De repente, Arlindo sentiu um puxão: era Ruben que se ajoelhava novamente para vomitar...
Como ponto de fuga, Arlindo agarrara-se a uma garrafa de abafado à qual dera um bom desbaste. Portugal perdera mas Arlindo ganhara: cor nas faces e um início bem construído de bebedeira. Ainda assim, a derrota deixara-o desiludido e sem vontade de regressar a casa.
Um vez saído do lar paterno, ao pé de São Bento, Arlindo decidiu passar pelo Bairro Alto e beber mais qualquer coisinha para ajudar a enterrar o Mundial. Parou no Clube da Esquina e ficou a beber na rua, sozinho. Era nestas altura que se arrependia de não fumar. Faltava-lhe o que fazer. Não se importava de estar ali sozinho, mas ajudaria ter o que fazer às mãos que não fosse levar o copo à boca. Até porque assim bebia mais depressa. E era mais despesa. E Arlindo também sabia pensar com a carteira.
De repente, sentiu uma palmada nos seus jeans Wearplay. Era um rapazola um pouco mais novo que Arlindo cuja cara não lhe era estranha. Como estava bêbedo, Arlindo decidiu relevar a questão da palmada...
“Não me estás a reconhecer?”, perguntou o outro.
“Estou-te a reconhecer mas não me lembro de onde.”
“Sou o Tiago. Andámos no mesmo ginásio durante uns tempos.”

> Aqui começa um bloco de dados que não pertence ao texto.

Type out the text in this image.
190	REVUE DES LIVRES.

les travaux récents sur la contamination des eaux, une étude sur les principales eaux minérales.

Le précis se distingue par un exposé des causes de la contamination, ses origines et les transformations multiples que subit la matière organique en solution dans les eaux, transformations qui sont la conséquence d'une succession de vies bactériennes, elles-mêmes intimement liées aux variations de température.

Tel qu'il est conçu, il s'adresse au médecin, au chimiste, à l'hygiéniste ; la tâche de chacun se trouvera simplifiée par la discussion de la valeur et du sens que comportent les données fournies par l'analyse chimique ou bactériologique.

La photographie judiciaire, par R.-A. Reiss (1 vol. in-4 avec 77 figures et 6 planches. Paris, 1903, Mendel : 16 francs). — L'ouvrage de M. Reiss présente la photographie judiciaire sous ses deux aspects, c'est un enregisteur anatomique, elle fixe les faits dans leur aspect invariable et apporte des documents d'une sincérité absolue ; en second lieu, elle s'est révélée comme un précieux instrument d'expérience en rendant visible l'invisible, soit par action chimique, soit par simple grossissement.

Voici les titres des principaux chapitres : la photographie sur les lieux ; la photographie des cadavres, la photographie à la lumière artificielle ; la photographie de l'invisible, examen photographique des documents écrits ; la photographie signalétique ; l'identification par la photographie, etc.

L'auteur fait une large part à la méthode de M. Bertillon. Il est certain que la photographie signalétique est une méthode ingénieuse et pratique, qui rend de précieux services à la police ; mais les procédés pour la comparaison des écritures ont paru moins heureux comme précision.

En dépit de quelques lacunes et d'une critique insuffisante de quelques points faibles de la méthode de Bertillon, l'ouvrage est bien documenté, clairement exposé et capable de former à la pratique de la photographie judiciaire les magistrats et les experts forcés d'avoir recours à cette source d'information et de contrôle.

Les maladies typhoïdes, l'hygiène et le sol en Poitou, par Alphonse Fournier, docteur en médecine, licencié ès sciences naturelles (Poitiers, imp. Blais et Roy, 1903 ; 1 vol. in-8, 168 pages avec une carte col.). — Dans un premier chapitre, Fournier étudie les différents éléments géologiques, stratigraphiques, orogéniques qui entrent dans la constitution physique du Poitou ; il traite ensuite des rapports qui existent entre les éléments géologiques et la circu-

“Ah, sim! Tiago! Claro! Desculpa! ‘Tás bom? Já não te via há que tempos!”, começou Arlindo, com a sensação clara de que nunca antes falara com ele.
Tiago parecia estar ainda mais bebido que Arlindo. Com um passo trôpego, aproximou-se mais de Arlindo.
“Estás grande! Tens treinado muito?”, perguntou Tiago passando a mão sobre os peitorais de Arlindo – que não gostou, mas não lhe apeteceu barafustar. O álcool deixava-o estranhamente apático.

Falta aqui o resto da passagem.